Quinta-feira, 30 de abril: O Grand Finale
Mastercard
Expectativa de EPS de US$ 4,40 com receita de US$ 8,29 bilhões, ambos com alta de ~15-18% (antes da abertura do mercado). O crescimento do volume transfronteiriço revela a saúde dos gastos globais.
Apple
Encerra a semana com o maior destaque (após o fechamento do mercado, teleconferência às 17:00 ET). Espera-se EPS de US$ 1,95 com receita de US$ 109,7 bilhões – um aumento de ~18% e ~15%, respectivamente. Após um primeiro trimestre (Q1) recorde de US$ 143,8 bilhões, o impulso do iPhone e dos Serviços são os motores.

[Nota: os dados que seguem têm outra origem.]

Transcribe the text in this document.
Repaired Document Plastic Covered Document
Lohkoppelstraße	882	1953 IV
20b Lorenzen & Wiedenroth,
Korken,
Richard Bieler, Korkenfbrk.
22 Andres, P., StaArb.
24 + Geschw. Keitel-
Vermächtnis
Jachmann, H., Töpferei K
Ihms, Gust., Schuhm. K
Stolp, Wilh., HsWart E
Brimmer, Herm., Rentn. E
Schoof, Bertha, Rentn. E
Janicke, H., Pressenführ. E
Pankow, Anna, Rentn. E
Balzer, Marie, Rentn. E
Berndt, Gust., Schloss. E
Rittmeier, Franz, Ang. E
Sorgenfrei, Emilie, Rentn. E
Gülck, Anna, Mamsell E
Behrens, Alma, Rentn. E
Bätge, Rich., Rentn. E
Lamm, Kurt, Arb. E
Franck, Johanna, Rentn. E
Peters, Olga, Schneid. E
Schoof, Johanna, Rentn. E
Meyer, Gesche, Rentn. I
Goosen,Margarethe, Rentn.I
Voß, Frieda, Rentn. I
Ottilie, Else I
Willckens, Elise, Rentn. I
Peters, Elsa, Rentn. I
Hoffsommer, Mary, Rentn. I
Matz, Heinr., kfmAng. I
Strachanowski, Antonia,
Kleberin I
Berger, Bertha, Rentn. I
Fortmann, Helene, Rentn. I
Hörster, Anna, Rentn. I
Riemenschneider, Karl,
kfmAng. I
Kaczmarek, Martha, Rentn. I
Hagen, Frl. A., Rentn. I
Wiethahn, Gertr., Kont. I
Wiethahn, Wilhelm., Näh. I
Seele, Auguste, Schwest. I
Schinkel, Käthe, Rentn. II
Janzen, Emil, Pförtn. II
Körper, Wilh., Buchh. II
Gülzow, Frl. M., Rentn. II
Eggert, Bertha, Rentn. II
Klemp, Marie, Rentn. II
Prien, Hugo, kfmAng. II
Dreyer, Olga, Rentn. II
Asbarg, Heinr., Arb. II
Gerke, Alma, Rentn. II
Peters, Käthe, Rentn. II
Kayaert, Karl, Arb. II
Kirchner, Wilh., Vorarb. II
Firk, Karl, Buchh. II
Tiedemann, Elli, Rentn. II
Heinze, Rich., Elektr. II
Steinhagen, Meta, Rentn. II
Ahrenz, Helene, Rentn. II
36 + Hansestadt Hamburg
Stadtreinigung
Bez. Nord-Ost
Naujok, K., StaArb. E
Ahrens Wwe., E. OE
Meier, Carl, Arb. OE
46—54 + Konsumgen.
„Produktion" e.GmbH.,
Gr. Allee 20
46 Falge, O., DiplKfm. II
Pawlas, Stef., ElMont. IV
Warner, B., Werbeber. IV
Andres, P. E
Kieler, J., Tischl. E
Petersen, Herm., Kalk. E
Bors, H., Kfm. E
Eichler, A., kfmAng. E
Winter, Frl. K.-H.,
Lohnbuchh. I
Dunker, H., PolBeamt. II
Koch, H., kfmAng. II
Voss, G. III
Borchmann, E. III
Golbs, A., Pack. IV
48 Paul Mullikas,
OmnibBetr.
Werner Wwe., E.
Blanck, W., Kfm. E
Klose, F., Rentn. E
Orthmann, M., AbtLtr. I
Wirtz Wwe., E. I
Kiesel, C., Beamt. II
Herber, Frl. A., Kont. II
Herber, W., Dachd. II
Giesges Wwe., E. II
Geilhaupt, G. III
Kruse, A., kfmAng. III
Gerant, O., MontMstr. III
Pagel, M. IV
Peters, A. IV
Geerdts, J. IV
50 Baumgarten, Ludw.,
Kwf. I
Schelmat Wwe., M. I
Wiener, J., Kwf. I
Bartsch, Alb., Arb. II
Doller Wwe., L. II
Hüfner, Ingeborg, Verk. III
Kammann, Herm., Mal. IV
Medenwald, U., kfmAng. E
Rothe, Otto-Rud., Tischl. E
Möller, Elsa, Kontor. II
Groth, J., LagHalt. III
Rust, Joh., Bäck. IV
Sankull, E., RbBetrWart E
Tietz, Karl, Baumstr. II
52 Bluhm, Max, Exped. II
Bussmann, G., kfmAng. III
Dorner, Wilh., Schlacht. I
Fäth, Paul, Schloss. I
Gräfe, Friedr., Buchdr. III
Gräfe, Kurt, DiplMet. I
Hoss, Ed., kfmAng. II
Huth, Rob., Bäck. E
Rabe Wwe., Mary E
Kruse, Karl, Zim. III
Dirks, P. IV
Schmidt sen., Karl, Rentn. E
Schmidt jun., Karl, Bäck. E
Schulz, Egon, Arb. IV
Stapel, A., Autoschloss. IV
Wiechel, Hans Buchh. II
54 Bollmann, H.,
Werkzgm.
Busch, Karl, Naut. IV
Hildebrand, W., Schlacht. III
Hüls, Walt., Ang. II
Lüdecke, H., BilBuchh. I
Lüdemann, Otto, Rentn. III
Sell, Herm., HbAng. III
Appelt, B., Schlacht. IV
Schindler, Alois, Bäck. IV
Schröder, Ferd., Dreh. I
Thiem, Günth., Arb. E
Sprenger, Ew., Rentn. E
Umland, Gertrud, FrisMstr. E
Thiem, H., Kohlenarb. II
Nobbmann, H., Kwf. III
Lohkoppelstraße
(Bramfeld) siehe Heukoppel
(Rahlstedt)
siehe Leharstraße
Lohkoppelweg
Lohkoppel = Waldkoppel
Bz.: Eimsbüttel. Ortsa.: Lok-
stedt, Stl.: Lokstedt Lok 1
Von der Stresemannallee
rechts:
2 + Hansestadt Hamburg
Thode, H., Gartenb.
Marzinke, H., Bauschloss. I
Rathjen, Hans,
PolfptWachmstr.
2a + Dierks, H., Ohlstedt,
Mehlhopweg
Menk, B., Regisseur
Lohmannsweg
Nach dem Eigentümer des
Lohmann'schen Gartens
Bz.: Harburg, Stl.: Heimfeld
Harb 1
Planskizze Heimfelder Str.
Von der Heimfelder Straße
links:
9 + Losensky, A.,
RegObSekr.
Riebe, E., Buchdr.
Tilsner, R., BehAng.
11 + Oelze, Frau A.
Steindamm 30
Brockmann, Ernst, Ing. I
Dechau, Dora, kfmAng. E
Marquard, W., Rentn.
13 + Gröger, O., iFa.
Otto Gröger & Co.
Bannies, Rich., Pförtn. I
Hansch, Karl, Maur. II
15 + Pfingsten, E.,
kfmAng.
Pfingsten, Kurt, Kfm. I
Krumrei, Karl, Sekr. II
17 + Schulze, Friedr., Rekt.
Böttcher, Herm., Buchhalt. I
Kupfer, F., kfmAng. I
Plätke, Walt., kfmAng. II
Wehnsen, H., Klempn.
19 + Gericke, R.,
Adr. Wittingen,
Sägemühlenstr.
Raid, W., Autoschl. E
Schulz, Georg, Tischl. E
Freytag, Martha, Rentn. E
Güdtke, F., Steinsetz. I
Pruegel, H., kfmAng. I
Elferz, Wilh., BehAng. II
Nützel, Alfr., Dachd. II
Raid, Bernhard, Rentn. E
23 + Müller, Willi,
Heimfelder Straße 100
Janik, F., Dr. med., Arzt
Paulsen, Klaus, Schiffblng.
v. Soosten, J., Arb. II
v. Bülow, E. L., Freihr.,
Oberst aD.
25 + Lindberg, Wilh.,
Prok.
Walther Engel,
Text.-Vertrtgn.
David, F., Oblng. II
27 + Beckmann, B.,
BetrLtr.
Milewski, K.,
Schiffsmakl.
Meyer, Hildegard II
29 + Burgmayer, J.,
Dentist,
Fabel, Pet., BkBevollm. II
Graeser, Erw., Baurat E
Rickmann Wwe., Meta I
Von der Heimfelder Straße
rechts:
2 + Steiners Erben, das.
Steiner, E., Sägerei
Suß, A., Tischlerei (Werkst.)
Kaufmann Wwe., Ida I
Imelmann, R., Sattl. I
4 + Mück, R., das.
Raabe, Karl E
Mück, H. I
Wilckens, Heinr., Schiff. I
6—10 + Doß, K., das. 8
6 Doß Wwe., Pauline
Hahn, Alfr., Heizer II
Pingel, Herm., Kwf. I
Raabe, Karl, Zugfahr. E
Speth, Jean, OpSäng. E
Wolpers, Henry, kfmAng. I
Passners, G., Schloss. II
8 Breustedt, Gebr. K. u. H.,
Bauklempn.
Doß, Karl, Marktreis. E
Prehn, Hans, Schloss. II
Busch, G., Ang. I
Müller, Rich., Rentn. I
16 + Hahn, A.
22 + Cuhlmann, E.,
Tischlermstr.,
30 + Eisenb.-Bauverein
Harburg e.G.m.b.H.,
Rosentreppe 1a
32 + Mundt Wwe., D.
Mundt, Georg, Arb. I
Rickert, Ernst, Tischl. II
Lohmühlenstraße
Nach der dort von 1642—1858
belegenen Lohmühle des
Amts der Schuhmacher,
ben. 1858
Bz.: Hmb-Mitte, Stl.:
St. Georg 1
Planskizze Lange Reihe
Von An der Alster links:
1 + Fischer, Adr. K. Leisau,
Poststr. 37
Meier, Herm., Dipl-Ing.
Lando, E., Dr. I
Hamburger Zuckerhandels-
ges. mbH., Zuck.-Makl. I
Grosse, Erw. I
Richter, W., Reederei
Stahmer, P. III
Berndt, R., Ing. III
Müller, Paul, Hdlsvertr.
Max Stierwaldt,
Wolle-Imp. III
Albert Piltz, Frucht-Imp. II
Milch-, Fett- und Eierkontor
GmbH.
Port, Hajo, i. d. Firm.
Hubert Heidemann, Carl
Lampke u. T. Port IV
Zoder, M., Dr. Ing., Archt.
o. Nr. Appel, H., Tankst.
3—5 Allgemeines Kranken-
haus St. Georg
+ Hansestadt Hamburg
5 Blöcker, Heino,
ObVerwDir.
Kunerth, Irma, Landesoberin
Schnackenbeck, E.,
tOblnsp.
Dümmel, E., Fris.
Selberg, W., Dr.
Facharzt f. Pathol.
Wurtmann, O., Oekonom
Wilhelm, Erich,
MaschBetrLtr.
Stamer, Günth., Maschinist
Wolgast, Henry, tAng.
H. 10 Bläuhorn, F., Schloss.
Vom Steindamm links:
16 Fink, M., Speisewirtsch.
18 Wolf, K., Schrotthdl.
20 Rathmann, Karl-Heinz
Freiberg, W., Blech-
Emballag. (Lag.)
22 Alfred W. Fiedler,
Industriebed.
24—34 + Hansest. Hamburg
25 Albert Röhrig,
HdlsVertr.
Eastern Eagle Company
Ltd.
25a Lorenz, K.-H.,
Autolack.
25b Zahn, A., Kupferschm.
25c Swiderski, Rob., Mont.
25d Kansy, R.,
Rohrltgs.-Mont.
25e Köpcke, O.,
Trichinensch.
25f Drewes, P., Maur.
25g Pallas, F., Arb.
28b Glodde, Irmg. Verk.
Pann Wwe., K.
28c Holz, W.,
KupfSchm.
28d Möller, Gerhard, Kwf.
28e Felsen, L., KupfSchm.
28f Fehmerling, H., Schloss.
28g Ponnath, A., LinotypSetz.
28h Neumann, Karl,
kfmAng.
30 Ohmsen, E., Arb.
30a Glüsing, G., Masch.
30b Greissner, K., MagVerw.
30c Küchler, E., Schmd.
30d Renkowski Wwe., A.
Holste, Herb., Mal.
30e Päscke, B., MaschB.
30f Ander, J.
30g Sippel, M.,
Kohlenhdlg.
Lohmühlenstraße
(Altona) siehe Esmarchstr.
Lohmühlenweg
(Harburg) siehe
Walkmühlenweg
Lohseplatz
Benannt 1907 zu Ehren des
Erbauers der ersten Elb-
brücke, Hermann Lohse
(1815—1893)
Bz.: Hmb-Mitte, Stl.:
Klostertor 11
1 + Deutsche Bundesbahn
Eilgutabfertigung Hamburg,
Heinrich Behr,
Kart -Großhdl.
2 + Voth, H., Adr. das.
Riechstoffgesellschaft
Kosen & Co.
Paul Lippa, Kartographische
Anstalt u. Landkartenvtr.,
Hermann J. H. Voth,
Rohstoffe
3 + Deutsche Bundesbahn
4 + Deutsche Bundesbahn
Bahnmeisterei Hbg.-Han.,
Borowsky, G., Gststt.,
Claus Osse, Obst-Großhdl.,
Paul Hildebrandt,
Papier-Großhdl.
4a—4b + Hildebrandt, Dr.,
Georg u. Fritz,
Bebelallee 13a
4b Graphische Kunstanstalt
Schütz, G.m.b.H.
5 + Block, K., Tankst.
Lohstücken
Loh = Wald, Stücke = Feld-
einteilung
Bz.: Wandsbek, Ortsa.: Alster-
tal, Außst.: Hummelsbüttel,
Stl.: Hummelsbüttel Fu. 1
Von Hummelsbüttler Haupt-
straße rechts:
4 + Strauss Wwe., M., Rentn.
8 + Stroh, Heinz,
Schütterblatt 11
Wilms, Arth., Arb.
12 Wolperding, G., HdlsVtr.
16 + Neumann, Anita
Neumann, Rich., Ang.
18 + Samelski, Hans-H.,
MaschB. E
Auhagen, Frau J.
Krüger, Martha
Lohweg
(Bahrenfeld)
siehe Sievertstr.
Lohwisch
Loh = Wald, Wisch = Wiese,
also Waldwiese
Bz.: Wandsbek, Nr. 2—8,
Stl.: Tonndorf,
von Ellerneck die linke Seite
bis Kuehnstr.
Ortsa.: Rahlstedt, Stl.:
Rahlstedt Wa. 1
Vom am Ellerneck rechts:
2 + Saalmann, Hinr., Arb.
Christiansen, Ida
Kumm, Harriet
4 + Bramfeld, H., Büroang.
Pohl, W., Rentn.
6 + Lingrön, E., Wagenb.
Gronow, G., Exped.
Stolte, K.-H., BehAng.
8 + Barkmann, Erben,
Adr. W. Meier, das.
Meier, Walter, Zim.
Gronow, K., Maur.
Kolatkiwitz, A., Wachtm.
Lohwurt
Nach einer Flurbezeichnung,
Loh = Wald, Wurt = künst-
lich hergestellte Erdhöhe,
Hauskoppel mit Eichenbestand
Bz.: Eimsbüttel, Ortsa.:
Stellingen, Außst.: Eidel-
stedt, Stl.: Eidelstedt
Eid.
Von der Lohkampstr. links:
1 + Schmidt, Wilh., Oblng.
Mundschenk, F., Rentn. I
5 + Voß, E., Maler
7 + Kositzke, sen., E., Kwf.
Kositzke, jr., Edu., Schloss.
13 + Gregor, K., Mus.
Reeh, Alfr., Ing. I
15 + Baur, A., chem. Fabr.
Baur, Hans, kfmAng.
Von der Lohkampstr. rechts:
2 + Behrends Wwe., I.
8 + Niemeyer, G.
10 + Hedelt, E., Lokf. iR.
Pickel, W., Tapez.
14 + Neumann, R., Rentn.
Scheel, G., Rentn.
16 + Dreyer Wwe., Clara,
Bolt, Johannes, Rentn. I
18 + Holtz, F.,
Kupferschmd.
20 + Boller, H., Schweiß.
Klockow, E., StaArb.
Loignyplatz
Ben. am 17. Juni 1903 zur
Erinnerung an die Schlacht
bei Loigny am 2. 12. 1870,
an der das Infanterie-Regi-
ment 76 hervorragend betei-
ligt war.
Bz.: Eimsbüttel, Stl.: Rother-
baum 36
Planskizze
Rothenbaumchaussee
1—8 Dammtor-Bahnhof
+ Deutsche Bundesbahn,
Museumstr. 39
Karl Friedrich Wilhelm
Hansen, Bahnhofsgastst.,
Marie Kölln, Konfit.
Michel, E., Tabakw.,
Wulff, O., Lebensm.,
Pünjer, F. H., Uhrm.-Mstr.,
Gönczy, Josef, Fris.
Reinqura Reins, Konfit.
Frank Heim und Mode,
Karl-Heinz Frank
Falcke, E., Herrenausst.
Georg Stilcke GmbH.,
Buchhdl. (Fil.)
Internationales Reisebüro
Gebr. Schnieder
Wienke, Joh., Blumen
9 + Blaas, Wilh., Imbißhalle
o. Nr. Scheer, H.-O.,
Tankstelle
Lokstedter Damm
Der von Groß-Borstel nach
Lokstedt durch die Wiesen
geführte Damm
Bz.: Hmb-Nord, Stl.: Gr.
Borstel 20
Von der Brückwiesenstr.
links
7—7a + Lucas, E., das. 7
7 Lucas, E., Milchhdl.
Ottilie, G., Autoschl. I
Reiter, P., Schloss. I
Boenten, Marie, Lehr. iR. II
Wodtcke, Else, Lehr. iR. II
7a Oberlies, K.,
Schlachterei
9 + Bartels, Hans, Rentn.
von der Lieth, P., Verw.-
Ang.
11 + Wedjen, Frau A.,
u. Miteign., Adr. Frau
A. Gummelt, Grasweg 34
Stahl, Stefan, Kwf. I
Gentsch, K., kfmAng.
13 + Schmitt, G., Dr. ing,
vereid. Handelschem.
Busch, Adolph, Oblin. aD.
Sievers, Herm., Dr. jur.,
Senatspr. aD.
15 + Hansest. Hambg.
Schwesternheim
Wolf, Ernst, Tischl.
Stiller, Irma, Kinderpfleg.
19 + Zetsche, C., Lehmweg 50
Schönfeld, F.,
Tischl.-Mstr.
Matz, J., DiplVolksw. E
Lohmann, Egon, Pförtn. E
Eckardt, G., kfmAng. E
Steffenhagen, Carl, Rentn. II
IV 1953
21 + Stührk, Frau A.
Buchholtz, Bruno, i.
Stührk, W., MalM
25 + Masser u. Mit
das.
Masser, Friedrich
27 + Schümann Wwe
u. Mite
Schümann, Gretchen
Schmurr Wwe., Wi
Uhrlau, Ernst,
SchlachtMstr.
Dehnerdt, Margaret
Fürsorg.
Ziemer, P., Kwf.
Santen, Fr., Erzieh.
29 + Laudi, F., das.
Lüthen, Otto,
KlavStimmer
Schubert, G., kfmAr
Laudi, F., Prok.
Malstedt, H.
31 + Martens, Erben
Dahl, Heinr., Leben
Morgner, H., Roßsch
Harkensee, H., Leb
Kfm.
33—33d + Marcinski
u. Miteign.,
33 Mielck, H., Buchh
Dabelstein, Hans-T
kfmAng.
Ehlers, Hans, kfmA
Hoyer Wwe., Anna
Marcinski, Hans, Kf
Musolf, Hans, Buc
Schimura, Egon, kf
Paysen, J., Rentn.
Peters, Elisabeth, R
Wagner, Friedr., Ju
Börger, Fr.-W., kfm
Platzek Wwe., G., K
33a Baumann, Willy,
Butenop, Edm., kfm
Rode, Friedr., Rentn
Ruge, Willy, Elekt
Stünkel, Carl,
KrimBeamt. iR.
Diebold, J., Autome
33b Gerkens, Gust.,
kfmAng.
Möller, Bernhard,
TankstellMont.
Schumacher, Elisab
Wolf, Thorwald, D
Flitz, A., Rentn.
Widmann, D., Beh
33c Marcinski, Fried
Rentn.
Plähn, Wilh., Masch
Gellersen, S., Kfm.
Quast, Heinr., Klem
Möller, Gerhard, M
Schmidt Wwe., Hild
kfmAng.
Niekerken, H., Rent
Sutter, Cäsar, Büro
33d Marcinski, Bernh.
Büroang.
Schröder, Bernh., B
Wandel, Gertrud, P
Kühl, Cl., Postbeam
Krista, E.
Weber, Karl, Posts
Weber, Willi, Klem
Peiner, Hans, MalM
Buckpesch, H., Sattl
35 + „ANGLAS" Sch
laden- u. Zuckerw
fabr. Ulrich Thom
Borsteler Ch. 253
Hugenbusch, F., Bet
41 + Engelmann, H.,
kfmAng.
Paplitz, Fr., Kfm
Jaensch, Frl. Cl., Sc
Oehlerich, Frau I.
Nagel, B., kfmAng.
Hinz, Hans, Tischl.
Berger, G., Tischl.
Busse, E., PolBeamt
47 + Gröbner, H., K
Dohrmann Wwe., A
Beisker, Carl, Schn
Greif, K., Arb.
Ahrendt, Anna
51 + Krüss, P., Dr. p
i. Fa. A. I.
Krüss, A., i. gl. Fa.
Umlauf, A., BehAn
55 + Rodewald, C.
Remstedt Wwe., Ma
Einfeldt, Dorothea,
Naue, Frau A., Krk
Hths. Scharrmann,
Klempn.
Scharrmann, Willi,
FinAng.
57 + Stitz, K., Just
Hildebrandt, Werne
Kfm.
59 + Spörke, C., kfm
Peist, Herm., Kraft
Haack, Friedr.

Esta também pode ser uma das últimas teleconferências de resultados de Tim Cook antes de passar as funções de CEO para John Ternus.
Por que tudo isso importa: A temporada de resultados está a todo vapor – e esta semana é o seu coração pulsante. Dos lucros de streaming aos mega-gastos com IA, dos cafés às viagens de luxo, estes 11 relatórios revelam se as maiores empresas do mundo conseguem continuar crescendo em meio à incerteza das tarifas e à mudança de hábitos.